Another way of using multiprocessing is to deploy multiple instance of the process behind a loadbalancer and forward the requests to the instances. This is a common approach when dealing with web applications, and when then need to scale up and down quickly is desired. There are many ways to do this including the usage of managed services such as AWS Elastic beanstalks, or kubernetes clusters. With this method of multiprocessing you can combine it with multi threading to get the benefits from both methodologies.
- Multiprocessing allows for isolation of memory and resources – reducing the risk of bad requests affecting other processes
- Multiprocessing removes the overhead and complexity of the thread schedulers
- Multithreading allows for blocking operations to be waited on without blocking the whole application
- Multithreading allows for shared resources between threads reducing the overhead of the process as a whole
There are advantage to both multithreading and multiprocessing, in both cases they can be used to improve the performance and reliability of applications. There are many things to consider when choosing what is the best for the application, such as:
- the number of threads or cores that are available – if there are 8 threads running but there is only the ability to run 4 threads at a time, there is the possibility for the CPU to be over committed resulting in the thread schedulares having to context switch the threads too much to see a benefit from the increased number of threads.
- the duration and number of tasks – if the duration and throughput of the tasks exceeds the number of executors available then there can be an increases in the number of queued operations leading to the inability to ever complete the operations.

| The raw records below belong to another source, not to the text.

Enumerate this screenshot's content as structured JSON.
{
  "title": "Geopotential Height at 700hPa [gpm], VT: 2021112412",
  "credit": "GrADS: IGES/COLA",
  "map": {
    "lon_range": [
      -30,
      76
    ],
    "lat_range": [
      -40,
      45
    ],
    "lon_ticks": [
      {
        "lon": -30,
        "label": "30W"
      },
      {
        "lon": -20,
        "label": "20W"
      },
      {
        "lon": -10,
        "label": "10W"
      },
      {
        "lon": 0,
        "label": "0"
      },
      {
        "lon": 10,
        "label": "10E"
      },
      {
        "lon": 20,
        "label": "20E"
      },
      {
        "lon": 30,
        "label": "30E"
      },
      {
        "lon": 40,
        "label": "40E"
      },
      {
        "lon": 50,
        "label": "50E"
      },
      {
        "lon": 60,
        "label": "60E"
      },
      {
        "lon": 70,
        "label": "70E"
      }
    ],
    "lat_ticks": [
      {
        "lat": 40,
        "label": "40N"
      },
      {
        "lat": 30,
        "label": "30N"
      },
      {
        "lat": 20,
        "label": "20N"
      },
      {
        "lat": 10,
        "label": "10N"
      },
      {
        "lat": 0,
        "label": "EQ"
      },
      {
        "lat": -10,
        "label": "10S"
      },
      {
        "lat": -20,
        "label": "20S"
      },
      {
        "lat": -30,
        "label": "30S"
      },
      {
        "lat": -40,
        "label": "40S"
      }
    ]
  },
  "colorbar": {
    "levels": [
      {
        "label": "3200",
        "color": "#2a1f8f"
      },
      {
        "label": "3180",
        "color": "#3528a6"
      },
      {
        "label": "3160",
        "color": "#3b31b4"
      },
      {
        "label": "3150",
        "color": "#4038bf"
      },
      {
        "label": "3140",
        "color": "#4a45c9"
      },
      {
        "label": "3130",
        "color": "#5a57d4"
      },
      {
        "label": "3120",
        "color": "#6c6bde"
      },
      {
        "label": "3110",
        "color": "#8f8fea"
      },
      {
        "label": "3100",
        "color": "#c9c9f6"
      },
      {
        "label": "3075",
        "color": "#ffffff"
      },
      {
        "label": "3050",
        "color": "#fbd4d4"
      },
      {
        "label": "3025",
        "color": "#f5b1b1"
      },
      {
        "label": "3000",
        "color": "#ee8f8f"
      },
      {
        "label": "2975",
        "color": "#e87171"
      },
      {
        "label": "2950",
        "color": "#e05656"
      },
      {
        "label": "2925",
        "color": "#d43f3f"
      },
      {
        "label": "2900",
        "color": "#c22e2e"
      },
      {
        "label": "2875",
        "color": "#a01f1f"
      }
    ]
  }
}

- locking and synchronizers – in mulithreaded systems the incorrect usage of locks and synchronizers can lead to a deadlock where the system is unable to recover without a restart
- concurrency errors – related to incorrect usage of locks, it is possible to corrupt data shared between threads leading to situations where the wrong data is used. That can be very difficult to debug with out the correct tools
Ultimately there is not a better way, each approach has advantages and disadvantages and will depend on the workload of the application as to which approach is best. As a quick guide; Multithreading is good when dealing with remote systems, as there is no need to block the entire process while it waits for native operations (such as IO). Multiprocessing is good when dealing with know quick operations that do not need external systems, or tasks that need to execute various operations in a specific order without sharing data with other executors.